Disclaimer: This is an opinionated command-line tool for downloading papers. It prioritizes ease of use for researchers and is not an official arXiv project.

What does it do?

  • Downloads papers from arXiv, NeurIPS, CVPR, ICCV, WACV, and ECCV with a simple CLI.
  • Speeds up downloads with aria2 when available.
  • Retrieves paper metadata:
    • Title, abstract, and year
    • Authors
    • Comments and conference acceptance info
    • Repository URLs when available
    • BibTeX citation
  • Maintains a list of local papers and their metadata in a JSON file.
  • Lets you configure the download destination with an environment variable or command-line option.
  • Saves downloaded papers with standardized filenames.

Why?

  • Save time downloading and organizing papers.
  • Use multiple parallel connections for faster downloads.
  • Keep a local paper list for lookup, notes, and citations.

Installation

Install with pip:

  • Prerequisite: Python 3.9 or later
python3 -m pip install -U arxiv-dl

[!NOTE] After installation, make sure the Python script installation directory is on your PATH. If the paper command is not found, see this PATH setup note or the Python Packaging guide for installing stand-alone command-line tools.

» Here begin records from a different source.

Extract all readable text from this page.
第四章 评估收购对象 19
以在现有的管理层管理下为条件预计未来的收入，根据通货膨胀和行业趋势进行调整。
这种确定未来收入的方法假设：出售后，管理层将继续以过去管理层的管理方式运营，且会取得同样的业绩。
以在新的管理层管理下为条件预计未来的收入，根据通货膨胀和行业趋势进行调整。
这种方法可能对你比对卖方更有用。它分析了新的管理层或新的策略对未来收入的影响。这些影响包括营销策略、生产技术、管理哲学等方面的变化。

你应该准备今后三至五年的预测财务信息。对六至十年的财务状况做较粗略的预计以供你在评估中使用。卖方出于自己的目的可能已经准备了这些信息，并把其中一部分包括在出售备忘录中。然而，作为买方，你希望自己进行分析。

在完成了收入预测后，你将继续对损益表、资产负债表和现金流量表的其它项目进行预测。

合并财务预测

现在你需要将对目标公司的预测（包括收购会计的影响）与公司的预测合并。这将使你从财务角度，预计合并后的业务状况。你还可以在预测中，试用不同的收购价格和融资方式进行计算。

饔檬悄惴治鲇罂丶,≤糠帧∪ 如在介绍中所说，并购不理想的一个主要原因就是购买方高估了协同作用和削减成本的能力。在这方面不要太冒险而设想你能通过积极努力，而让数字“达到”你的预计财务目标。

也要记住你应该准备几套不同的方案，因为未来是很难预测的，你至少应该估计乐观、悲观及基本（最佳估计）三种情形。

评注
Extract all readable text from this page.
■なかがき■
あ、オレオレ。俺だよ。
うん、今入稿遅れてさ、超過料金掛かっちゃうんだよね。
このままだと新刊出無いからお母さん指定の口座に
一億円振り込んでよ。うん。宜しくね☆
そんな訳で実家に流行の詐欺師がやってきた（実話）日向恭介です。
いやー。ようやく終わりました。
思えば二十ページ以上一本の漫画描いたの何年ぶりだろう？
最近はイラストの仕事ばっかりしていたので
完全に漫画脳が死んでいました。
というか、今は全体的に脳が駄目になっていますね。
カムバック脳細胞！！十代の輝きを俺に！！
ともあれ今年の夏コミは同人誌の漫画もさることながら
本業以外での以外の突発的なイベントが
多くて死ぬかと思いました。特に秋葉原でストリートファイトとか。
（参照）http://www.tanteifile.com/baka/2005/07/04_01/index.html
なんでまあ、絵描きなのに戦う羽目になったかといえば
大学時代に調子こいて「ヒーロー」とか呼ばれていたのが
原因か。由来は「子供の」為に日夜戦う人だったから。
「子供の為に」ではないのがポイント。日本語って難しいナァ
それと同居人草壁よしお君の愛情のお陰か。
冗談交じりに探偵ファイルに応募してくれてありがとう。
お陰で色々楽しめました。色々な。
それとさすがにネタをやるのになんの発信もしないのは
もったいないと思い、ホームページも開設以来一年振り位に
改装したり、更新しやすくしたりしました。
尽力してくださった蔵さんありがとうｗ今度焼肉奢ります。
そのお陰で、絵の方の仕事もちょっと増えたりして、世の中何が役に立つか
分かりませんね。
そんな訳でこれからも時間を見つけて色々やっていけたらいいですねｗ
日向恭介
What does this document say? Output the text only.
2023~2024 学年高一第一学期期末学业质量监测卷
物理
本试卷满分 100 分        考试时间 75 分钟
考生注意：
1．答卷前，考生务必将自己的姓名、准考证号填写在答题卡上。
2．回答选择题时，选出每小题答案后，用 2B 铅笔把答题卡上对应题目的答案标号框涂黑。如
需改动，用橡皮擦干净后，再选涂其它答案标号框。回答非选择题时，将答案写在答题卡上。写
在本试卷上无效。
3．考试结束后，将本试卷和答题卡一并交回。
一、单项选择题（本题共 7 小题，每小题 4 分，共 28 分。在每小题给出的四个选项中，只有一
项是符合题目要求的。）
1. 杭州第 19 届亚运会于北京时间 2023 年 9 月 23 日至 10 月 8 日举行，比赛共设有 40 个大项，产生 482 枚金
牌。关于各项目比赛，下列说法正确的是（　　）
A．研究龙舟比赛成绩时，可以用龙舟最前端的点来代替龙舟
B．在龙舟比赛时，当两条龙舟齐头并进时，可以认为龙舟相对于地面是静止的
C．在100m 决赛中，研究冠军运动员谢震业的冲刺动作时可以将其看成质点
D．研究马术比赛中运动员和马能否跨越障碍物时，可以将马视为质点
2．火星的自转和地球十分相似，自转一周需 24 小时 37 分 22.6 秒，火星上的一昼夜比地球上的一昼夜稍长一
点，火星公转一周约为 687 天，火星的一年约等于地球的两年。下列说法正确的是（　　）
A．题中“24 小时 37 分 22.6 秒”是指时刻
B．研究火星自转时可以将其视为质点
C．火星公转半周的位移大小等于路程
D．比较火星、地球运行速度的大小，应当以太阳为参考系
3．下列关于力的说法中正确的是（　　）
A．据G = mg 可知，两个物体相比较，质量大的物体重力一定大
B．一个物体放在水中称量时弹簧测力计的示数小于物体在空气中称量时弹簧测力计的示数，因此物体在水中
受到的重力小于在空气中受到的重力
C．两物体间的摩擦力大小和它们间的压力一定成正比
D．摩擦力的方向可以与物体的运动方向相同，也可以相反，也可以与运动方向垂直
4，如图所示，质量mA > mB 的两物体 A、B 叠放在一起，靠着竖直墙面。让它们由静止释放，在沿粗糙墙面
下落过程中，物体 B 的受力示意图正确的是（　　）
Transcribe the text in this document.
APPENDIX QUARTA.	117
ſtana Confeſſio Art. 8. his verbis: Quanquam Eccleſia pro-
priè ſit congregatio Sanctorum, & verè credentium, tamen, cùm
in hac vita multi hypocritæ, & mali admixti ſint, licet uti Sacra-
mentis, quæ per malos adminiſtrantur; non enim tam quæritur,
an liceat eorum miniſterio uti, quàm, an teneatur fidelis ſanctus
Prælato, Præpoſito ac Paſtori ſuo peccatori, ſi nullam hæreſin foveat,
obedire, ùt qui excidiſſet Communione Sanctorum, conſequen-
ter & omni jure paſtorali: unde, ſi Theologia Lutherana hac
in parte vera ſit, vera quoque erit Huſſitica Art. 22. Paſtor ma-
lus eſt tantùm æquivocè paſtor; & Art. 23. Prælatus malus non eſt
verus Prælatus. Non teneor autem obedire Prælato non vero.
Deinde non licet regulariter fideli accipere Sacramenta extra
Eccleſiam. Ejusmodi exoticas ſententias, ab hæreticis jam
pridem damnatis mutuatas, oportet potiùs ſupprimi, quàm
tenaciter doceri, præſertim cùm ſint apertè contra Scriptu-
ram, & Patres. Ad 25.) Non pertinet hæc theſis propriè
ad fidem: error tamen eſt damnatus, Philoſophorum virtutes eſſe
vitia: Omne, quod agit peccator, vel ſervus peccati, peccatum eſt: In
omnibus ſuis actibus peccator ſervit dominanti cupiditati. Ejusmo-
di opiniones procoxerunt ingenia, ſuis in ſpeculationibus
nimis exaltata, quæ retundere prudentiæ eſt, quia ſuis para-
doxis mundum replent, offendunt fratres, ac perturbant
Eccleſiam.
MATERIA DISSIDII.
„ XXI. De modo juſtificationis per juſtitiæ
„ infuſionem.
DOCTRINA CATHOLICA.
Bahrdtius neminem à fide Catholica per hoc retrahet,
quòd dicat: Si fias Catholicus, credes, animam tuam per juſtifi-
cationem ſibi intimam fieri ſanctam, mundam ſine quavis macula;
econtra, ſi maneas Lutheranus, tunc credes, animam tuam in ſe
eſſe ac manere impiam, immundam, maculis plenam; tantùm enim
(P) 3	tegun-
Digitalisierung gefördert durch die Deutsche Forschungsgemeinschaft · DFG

Optionally, install aria2c for multi-connection downloads.

  • macOS: brew install aria2
  • Linux: sudo snap install aria2c

Usage

After installation, use paper in your shell to download papers. The legacy commands arxiv-dl and getpaper are equivalent to paper.

paper [OPTIONS] TARGET(s)

Shell examples

# Download a single target
$ paper 1512.03385

# Download multiple targets
$ paper 2103.15538 2304.04415 https://arxiv.org/abs/1512.03385

Supported Targets

Click to expand

✅ Supported, 🚧 Not Yet Supported, ❌ Not Supported

  • ArXiv
    • ✅ ArXiv ID: 1512.03385 or arXiv:1512.03385
    • ✅ Legacy ArXiv ID: alg-geom/9708001 or cs/0002001, etc.
    • ✅ ArXiv Abstract Page URL: https://arxiv.org/abs/1512.03385
    • ✅ ArXiv PDF Page URL: https://arxiv.org/pdf/1512.03385.pdf
    • ✅ ArXiv HTML Page URL: https://arxiv.org/html/2506.15442
  • CVF Open Access (CVPR, ICCV, WACV)
    • ✅ CVF Abstract Page URL: https://openaccess.thecvf.com/content/**/html/**/*.html
    • ✅ CVF PDF Page URL: https://openaccess.thecvf.com/content/**/papers/**/*.pdf
  • ECVA (ECCV)
    • ✅ ECVA Abstract Page URL: https://www.ecva.net/html/**/*.php
    • ❌ ECVA PDF Page URL: https://www.ecva.net/papers/**/*.pdf
  • NeurIPS / NIPS
    • ✅ NeurIPS Abstract Page URL: https://proceedings.neurips.cc/paper_files/paper/**/hash/**/*.html
    • ✅ NeurIPS PDF Page URL: https://proceedings.neurips.cc/paper_files/paper/**/file/**/*.pdf
    • ✅ NIPS mirror Abstract Page URL: https://papers.nips.cc/paper_files/paper/**/hash/**/*.html
    • ✅ NIPS mirror PDF Page URL: https://papers.nips.cc/paper_files/paper/**/file/**/*.pdf
  • OpenReview
    • 🚧 TODO

Common Options

  • -v, --verbose: Print full details.
  • -d, --download-dir: Set the download directory for this run. This overrides both the default path and ARXIV_DOWNLOAD_FOLDER.
  • -n, --n-threads: Set the number of parallel download connections used by aria2.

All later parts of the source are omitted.